I enjoyed Dan Harris's 10% Happier. He reads it, and although he's got a bit of a newscaster-y feel (he's in fact a newscaster), his point of view is nicely sarcastic and skeptical. For me, it was a nice entry point into meditation.
neonblack wrote:They say tone is in the hooks
D.o.S. wrote:I'm pretty sure moderation leads to Mustang Sally.
coldbrightsunlight wrote:Yes I am a soppy pop person at heart I think with noises round the edge
Currently going through this, liking it a lot. Mogworld is still the best out of Yahtzee's work, but he's a legitimately good writer and deserves a lot more credit.
Thanks for the recommendations guys :-) Definitely cool stuff in there.
hotknife wrote:Avoid Girl in a Band. Monotone singing in Sonic Youth = . Monotone reading =
The Disaster Artist - My Life Inside the Room is a fucking hilarious bio and a captivating listen. My favorite audiobook performance has to be Perfume (Patrick Suskind). I listen to it once a year.
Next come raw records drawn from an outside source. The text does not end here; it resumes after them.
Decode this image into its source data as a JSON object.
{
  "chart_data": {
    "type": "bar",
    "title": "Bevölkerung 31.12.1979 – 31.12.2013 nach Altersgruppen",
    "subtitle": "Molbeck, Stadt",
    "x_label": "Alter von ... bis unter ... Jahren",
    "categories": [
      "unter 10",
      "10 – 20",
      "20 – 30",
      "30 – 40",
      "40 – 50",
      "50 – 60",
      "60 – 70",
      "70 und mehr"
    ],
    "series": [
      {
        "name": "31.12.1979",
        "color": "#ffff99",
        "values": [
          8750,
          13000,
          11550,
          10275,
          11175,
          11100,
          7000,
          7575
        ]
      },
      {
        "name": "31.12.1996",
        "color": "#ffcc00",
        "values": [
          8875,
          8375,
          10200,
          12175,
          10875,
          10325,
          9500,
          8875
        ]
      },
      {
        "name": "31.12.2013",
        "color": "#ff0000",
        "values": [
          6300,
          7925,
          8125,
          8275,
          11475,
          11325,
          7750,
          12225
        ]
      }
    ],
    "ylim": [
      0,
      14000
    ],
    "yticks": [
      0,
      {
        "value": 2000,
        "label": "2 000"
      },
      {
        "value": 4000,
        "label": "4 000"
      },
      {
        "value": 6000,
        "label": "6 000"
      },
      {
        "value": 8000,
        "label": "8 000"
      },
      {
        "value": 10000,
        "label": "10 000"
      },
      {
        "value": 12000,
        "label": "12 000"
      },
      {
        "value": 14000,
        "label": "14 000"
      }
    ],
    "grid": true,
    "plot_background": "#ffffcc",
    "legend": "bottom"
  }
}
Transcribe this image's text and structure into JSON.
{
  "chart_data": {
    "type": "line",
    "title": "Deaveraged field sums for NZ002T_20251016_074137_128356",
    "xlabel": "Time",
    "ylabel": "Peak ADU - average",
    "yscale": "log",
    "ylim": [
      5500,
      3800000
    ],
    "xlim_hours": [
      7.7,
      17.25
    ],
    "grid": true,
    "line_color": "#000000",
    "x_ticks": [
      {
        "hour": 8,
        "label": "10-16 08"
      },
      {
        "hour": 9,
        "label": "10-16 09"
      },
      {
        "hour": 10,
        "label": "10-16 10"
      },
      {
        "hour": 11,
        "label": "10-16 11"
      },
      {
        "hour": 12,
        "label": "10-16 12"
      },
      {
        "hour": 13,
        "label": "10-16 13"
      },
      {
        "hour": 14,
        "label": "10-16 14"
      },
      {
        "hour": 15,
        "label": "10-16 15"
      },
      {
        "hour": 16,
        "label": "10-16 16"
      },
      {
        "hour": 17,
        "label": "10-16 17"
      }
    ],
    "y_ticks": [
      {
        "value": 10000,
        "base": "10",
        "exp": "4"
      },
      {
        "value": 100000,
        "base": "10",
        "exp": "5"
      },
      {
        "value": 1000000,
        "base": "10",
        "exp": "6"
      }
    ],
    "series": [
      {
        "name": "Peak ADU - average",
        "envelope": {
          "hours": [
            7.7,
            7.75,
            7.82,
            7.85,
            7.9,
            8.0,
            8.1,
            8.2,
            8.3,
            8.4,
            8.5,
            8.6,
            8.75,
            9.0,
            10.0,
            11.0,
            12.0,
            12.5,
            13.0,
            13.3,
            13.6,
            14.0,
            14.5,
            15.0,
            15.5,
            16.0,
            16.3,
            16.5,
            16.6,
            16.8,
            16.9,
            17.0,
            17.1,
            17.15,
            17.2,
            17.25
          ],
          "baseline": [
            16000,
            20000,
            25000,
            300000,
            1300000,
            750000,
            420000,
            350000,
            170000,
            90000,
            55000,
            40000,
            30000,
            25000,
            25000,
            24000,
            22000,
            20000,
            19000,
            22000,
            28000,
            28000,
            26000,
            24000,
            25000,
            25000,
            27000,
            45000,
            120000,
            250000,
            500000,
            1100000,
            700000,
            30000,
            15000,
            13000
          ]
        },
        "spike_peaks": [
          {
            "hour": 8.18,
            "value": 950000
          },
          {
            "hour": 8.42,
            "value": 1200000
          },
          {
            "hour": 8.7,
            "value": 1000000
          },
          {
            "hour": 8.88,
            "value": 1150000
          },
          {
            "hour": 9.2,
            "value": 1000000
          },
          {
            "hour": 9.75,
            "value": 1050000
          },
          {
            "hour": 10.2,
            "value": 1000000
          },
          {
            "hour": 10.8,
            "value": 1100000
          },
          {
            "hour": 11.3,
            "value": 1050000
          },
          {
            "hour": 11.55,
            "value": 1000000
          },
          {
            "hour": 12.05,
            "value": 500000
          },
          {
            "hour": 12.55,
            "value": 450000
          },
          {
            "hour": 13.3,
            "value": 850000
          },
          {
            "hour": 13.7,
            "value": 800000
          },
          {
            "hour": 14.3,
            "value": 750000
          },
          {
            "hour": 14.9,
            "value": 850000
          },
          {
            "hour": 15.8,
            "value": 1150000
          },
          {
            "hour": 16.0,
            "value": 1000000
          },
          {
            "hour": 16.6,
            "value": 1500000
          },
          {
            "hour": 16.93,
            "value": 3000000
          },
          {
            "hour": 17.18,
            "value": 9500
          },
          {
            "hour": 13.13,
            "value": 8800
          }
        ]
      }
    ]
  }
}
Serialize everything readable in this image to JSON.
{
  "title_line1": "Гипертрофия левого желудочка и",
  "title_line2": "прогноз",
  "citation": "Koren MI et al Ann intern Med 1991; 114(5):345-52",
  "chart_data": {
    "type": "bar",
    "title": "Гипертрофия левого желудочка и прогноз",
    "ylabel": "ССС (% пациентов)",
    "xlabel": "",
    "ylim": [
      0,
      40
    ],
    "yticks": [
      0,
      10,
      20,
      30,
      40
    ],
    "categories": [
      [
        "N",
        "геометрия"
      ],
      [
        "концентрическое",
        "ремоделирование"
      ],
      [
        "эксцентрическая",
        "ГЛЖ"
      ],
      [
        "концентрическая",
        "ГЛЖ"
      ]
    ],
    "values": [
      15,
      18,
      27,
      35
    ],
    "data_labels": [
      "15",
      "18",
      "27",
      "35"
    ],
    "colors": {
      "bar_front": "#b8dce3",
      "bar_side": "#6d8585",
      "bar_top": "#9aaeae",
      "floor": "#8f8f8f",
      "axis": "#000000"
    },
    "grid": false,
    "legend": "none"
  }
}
So good.
I actually did not mind Kim Gordon's reading. But then again I think I am quite monotone too :-)
Over the years I have started reading the perfume several times but always end up laying it aside for some reason.
It could be because I actually have no sense of smell and can only conceptualize what a scent is....
hotknife wrote:
The Disaster Artist - My Life Inside the Room is a fucking hilarious bio and a captivating listen. My favorite audiobook performance has to be Perfume (Patrick Suskind). I listen to it once a year. So good.
Man, that book is so funny and surreal. Watch the room before reading it. Watch it twice. Throw spoons with your friends.
Cydonia wrote: Too bad no one here is interested in talking about "gear"
BossMann73 wrote:I didn't insult it......I "curated" a "different aesthetic.".
John wrote:I love how this forum has the GDP of Switzerland in pedals but the collective value of everyone's patch cables is less than the change in my couch cushions. And I don't have a couch.
hotknife wrote:
The Disaster Artist - My Life Inside the Room is a fucking hilarious bio and a captivating listen. My favorite audiobook performance has to be Perfume (Patrick Suskind). I listen to it once a year. So good.
Man, that book is so funny and surreal. Watch the room before reading it. Watch it twice. Throw spoons with your friends.
I actually got curious and watched the room yesterday.
Now I'm really undecided as to how I feel about that movie (and also how I feel about you guys ... )
Fiction doesn't work for me, I hate missing out on a paragraph or whole 'pages' if my mind wanders. Technical non-fiction also not optimum - I made it through 20 minutes of Ernest Becker's 'Denial of Death' before realizing I needed to read it. Memoirs, essays, history, journalism is where it's at IMO.
World War Z - the only fiction I've enjoyed with an audiobook, since it's an 'oral history' they get a whole cast of actors to do each bit and it's outstanding even if you're not into zombies
Jon Krakauer's Everest book
Sam Quinones's Dreamland - about the origins of the black tar heroin trade and pill mill oxy clinics and how they fed into half the country being hooked on opiates
Sarah Vowell - The Partly Cloudy Patriot - great NPR-y writer but listen to clips of her voice first, could definitely be a dealbreaker
Marc Maron - Attempting Normal - you'll like it if you enjoy his show or standup
David Grann - Lost City of Z
Oliver Burkeman - The Antidote, Happiness For People Who Can't Stand Positive Thinking
Portuguese Irregular Verbs by Alexander McCall Smith
The High Mountains of Portugal by Yann Martel
The Portuguese element in both is a mere coincidence
and also Pastwatch: The Redemption of Christopher Columbus by Orson Scott Card
Listening to this I realized that a big part of what makes listening to some of his audiobooks so memorable are the narrators.